A Biden administration official told ABC News that the White House “continues to actively engage with manufacturers and distributors to help them expedite their timelines and help get tests to the American people.”

The official said the government was coordinating chartered aircraft for the 250 million iHealth rapid tests it had contracted for Biden’s plan, and was also working on “breaking through bottlenecks” at Los Angeles International Airport, where most shipments from China arrive, by working with the airport and with Customs and Border Protection to get each shipment “trucked out of the airport as soon as it lands.”

The official also noted that the Biden administration had increased the monthly supply of overall at-home rapid tests in the U.S. four times over from fall through December.

Experts note that the supply chain issues facing iHealth are not unique to that testing company.

Some of the issues stem from “general supply challenges,” said Mara Aspinall, head of the National Testing Action Program at the Rockefeller Foundation, which connects testing companies with state governments.

“But increasingly we’re hearing that — like all other essential businesses — manufacturers, shipping companies and others have so many people out with COVID that they can’t fully take advantage of the technological capacity, and therefore supplies are being slowed,” she said.

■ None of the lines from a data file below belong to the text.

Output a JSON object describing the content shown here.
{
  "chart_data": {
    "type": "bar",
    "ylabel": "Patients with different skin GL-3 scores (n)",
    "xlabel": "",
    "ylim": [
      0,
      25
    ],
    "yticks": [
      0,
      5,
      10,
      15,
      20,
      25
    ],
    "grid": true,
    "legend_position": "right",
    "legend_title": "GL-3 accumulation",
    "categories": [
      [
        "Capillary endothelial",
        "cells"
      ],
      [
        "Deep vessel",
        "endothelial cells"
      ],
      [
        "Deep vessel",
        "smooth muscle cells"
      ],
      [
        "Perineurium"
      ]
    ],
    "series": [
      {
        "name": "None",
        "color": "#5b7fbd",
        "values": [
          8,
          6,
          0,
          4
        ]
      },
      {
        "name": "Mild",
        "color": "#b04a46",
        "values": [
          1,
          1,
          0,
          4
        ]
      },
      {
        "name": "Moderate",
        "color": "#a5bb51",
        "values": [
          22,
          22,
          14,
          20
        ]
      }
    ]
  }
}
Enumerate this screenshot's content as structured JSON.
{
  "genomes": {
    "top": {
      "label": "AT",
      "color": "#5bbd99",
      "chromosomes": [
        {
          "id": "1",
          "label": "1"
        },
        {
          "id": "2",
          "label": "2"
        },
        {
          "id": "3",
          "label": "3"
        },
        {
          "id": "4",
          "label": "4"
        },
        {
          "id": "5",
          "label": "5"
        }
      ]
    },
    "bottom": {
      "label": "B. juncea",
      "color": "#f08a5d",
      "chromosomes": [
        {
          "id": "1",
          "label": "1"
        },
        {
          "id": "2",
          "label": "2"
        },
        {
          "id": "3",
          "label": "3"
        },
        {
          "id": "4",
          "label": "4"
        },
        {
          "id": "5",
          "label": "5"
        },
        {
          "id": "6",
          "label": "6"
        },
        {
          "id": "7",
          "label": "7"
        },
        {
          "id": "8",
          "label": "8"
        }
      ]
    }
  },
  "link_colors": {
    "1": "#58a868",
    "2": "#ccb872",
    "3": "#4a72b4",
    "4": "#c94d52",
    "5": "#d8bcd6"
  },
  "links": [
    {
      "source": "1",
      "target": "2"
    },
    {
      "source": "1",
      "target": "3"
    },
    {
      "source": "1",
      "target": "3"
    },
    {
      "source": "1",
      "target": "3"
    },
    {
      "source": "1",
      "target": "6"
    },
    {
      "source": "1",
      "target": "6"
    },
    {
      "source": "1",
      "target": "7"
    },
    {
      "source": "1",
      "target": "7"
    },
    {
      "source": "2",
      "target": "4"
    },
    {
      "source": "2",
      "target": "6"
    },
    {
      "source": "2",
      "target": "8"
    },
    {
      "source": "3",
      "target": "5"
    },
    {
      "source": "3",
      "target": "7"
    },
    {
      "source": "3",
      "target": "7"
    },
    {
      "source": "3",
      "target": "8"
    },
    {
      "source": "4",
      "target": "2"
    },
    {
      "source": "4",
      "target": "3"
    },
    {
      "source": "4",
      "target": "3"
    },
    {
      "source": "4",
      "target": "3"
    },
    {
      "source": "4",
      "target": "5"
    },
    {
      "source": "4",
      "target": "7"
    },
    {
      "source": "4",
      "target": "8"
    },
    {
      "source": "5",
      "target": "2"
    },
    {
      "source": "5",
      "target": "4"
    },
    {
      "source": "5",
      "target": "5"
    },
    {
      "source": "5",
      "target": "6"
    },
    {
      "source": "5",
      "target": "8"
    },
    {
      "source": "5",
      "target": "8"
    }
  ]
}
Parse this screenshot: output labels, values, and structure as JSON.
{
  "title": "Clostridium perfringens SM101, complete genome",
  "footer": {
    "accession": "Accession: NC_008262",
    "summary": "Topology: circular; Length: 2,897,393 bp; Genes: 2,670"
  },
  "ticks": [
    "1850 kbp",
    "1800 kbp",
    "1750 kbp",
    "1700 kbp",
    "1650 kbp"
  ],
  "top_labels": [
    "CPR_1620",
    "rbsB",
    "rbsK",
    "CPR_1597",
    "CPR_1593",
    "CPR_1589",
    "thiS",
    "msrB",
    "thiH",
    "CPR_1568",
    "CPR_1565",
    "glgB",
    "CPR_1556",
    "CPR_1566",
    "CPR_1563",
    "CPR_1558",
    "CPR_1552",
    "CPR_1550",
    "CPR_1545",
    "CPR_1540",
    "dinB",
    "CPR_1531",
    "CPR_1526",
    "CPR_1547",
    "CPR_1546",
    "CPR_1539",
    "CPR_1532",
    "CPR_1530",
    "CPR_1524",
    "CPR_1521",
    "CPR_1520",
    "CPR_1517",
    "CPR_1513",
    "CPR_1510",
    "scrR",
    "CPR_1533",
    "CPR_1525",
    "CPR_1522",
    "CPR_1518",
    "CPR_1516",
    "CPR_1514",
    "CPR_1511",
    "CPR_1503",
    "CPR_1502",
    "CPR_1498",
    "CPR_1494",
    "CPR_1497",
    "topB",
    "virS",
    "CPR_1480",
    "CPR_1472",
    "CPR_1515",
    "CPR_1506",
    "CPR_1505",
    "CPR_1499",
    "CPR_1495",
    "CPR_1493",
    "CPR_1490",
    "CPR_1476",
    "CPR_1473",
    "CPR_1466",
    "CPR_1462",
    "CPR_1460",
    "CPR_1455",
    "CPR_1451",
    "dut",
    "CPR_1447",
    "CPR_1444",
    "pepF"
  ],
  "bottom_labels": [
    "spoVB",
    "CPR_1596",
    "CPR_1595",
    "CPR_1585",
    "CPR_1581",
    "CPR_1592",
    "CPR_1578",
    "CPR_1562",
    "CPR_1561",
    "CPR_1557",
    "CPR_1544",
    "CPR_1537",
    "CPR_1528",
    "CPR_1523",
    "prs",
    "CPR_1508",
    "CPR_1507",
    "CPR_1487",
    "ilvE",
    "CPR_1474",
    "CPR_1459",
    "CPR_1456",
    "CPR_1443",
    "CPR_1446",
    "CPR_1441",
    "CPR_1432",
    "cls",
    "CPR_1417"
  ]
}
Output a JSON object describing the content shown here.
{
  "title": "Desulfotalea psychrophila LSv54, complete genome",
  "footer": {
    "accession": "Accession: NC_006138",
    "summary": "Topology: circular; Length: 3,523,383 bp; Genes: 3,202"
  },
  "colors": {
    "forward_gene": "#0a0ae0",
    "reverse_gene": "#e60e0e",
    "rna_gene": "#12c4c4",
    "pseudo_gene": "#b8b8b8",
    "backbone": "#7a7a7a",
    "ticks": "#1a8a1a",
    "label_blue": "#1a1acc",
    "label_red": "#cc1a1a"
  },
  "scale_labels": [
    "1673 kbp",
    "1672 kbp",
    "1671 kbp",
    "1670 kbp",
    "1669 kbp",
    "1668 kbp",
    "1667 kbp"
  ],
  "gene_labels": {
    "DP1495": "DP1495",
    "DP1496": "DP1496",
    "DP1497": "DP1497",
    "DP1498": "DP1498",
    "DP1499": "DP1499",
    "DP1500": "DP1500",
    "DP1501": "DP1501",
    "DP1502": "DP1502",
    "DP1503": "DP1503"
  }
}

While iHealth is one of the most prolific producers of rapid tests for the U.S., other companies are also critical to meeting the enormous demand. ABC News reached out to several other large suppliers of rapid tests, including Roche, Siemens, Abbott and Ellume, and those that responded said they were doing everything possible to meet demand, including opening new production lines to scale up production by tens of millions of tests per month.

“There are currently tens of millions of tests in various settings and supply chains,” said Abbott spokesperson John Koval. “We build BinaxNOW in the U.S. because it hedges against unpredictable supply chains and is what enables us to produce at massive and reliable scale, which is what we’re doing.” As a result, Koval said, the company is aiming to be able to produce 100 million tests per month.

With more and more rapid testing products on the market, there’s also more competition for distributors. That’s been a particular challenge for iHealth, a new company that didn’t have the connections of bigger pharmaceutical companies that had been around for years.

“I think it’s hard to guarantee a consistent freight supplier for so many of these companies, because there’s not a program where when you receive an EUA [emergency use authorization from the FDA], you receive immediate distribution assistance,” said Andrew Sweet, managing director of COVID-19 Response and Recovery at the Rockefeller Foundation.

“That’s in part why we’re at where we’re at,” said Sweet. “It is really dependent on the individual manufacturer to have those relationships in order to get their product to market as quickly as possible.” As a result, said Sweet, the companies that have existing relationships can “hustle.”

“They’re more successful than others,” he said.